Friday, 8 November 2013

on autumn with recipes for sweet and savoury labne

a carpet of leaves in the bloomsbury

autumn is the cusp of summer and winter. it is the brief interlude between long light filled days and the short sullen days of winter with abbreviated sunlight.
it is also the season of abundance.

there are vegetables and fruits whose colours echo those of the changing leaves; squashes in hues of russet, orange and dull gold, finger staining red-purple beetroot and dark green kale. there are apples that are rosy and some of pale disposition and light green and pale yellow pears.

and yet for all its beauty autumn makes me somewhat sad. perhaps it is because its passage is quick, sometimes hurried along by wind and rain and at others by the sudden arrival of winter. i am reluctant to let it go with ease and this year i felt it acutely. this may have been because we had a summer brimming with sunshine and warmth. that put together with mama’s trip to london and our vacation to athens and mykonos made it harder to return to the daily hum-drum of work and life administration. at times like these i like retreating to the kitchen. autumn produce with its colourful palette is delightful to cook with. it requires little attention, happy as it is a rub of oil and some herbs. i like roasting because of its effortlessness and the slow caramelisation of sugars that gives way to sticky edges. but i have not been able to cook as much as i would like, given the weekends have been as busy as the weekdays.

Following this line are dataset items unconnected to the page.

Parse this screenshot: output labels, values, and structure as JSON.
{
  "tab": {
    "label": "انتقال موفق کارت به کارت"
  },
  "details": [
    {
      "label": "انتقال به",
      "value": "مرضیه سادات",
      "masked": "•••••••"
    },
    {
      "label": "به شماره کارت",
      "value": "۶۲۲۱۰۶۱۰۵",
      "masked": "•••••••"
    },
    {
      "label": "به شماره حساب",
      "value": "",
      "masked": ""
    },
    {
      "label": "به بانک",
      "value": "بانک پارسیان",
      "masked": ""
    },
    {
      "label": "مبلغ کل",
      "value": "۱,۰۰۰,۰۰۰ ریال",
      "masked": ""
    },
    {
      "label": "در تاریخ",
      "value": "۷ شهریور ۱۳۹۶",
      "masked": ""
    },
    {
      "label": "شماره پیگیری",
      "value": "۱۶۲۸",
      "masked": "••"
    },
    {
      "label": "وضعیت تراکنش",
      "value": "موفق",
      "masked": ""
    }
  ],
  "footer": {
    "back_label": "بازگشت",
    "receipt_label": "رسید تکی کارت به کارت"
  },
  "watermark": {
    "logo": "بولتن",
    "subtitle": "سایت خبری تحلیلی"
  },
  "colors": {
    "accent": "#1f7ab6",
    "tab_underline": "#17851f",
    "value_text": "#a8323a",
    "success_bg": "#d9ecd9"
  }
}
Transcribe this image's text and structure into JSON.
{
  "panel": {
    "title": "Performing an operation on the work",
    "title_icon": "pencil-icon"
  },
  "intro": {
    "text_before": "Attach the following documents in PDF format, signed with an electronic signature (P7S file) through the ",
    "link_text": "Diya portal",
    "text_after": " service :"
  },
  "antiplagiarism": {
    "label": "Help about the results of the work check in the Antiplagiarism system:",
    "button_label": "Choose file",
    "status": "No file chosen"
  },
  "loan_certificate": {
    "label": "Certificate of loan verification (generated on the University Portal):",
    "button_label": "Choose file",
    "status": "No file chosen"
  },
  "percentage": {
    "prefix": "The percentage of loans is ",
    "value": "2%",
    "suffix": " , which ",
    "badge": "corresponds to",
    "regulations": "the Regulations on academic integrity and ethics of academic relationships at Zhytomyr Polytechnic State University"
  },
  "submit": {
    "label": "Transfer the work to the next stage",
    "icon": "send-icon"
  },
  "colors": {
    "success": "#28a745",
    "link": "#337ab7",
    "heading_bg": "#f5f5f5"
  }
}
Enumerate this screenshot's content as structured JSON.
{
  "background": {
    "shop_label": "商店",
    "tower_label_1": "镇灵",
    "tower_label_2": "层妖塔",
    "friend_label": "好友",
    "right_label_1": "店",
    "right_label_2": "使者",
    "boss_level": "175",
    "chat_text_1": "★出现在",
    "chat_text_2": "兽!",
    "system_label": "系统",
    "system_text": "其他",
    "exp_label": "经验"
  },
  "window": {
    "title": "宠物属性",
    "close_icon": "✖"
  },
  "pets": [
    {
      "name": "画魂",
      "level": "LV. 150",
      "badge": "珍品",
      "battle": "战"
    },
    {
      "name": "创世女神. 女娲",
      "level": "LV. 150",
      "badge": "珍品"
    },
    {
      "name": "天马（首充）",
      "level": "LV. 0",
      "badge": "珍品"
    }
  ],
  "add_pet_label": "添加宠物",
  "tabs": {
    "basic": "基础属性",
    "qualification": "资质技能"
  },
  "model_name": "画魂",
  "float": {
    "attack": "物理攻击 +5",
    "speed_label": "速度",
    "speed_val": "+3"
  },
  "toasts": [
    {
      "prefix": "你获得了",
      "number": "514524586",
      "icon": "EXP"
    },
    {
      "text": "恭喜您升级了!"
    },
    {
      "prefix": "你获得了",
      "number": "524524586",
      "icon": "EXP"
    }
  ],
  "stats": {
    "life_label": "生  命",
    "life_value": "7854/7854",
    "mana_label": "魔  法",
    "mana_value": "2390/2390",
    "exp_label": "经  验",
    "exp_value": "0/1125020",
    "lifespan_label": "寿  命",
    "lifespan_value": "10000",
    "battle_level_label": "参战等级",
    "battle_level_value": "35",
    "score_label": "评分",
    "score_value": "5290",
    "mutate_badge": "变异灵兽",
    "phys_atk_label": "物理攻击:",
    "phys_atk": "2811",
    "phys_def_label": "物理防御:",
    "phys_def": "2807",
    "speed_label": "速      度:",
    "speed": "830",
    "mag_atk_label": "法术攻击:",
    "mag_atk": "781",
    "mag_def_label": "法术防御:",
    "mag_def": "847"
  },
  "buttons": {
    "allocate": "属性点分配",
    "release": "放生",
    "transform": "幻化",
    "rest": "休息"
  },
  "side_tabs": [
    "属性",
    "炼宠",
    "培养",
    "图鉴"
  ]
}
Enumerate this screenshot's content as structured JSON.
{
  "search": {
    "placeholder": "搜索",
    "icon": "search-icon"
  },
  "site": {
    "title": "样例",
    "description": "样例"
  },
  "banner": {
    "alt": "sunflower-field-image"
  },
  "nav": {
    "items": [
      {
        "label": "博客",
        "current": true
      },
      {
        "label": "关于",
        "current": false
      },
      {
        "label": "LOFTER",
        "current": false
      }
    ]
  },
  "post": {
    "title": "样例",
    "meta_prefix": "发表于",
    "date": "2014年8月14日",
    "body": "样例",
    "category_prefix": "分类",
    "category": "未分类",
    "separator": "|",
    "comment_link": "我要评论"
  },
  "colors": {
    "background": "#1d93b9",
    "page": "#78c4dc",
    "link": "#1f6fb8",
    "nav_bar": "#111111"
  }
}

as october came to a close everyone i knew was eating pumpkin in some shape or form and i was determined not to miss out on my share of it. so i decided to rework one of my labne recipes from earlier this summer. labne is often described as a yoghurt cheese. i assume this is because the compacted yoghurt has a consistency akin to a soft spreadable cheese like ricotta. i have been eating it since well before i knew what it was called. it was a staple in mama’s kitchen and we called it cottage cheese. she would secure yoghurt enriched with cream in a large cheese cloth and leave it to drip overnight on the kitchen counter. she would add coarsely cracked black pepper and some herbs to it to finish. i often ate this at breakfast.

labne is a kitchen staple for me too but in quite a different way to mama’s. i discovered this summer that it lends itself well to customisation. the plain version is of course the most versatile. you can add finely chopped mixed fresh herbs to it and serve with crackers or crisp toast; it is really good paired with chutney or jam and can be used as a substitute for cream cheese with smoked salmon. it loves the company of sweet vegetables like roasted butternut squash or peppers and makes remarkable breakfast toast drizzled with honey, fruit compote or jam and a scattering of nuts.

earlier this summer i made sweet labne using muscovado sugar. i think it was inspired by a childhood favourite called dahi cheeni (simply yoghurt sprinkled with sugar). the muscovado labne is a sophisticated version of the same and would work beautifully with other sugars like jaggery, gurr, brown or coconut. it tastes like caramel but with the slight tartness of yoghurt. i served it with roasted stone fruits scattered with rose petals and pistachios.

the more recent experiment of making spiced pumpkin labne was inspired by l whose abiding love for pumpkin led me to make pumpkin pecan butter last year and blue hill for the possibility of flavoured savoury yoghurt. in its savoury state you could pair it with roasted peppers or grilled aubergines with a slick of pomegranate molasses and some walnuts. or you could have it sweet like i did for breakfast one morning with flaked almonds and a generous drizzle of date syrup. it was the colour of autumn gold leaves. tucking into it for breakfast was somewhat special not just because it was a break from routine but because it captured the fleeting bounty of the season. if you have time, take the trouble to roast pumpkin or butternut squash with whole spices like cardamom or cinnamon. when the flesh is tender puree it, fold it into yoghurt and make labne. i promise it will be worth the extra effort.

now that it is winter you can leave the cheese to drip by tying the cloth over the sink. but if your kitchen is warm and your fridge is small you can use the technique below. i prefer a very thick labne and therefore allow it to drip for up to forty-eight hours.


one kg full fat yoghurt
a large cheese cloth
a large sturdy wooden spoon
two large deep bowls

place the yoghurt in a large bowl and mix it gently. line another bowl with the cheese cloth and pour the yoghurt into it.

suspend the cheesecloth over the bowl by bringing the corners together in a knot over the wooden spoon. the spoon must be large enough to rest across the bowl. make sure that the yoghurt hangs and does not touch the base of the bowl. place it in the fridge and leave it to drip overnight. alternatively you can hang the yoghurt over the kitchen sink if the weather is cool.

the labne is ready when the yoghurt has lost all its moisture and is almost halved in quantity. squeeze the labne to remove any remaining moisture and remove from the cheese cloth before serving.

{pumpkin labne}

four hundred grams full fat yoghurt
four hundred grams pumpkin puree (preferably fresh. if not use canned)
one tablespoon cinnamon
half a teaspoon all spice

follow the directions above. this labne can be used in its savoury form with roasted vegetables. to sweeten drizzle on honey, maple syrup or date syrup and finish with toasted nuts like almonds or hazelnuts.

{muscovado labne}

one hundred and thirty grams muscovado sugar
one kg yoghurt

follow the directions above. this labne pairs well with roasted fruits like peaches, apricots and plums. i have had it on breakfast toast on its own and would definitely recommend it especially on sourdough or walnut bread.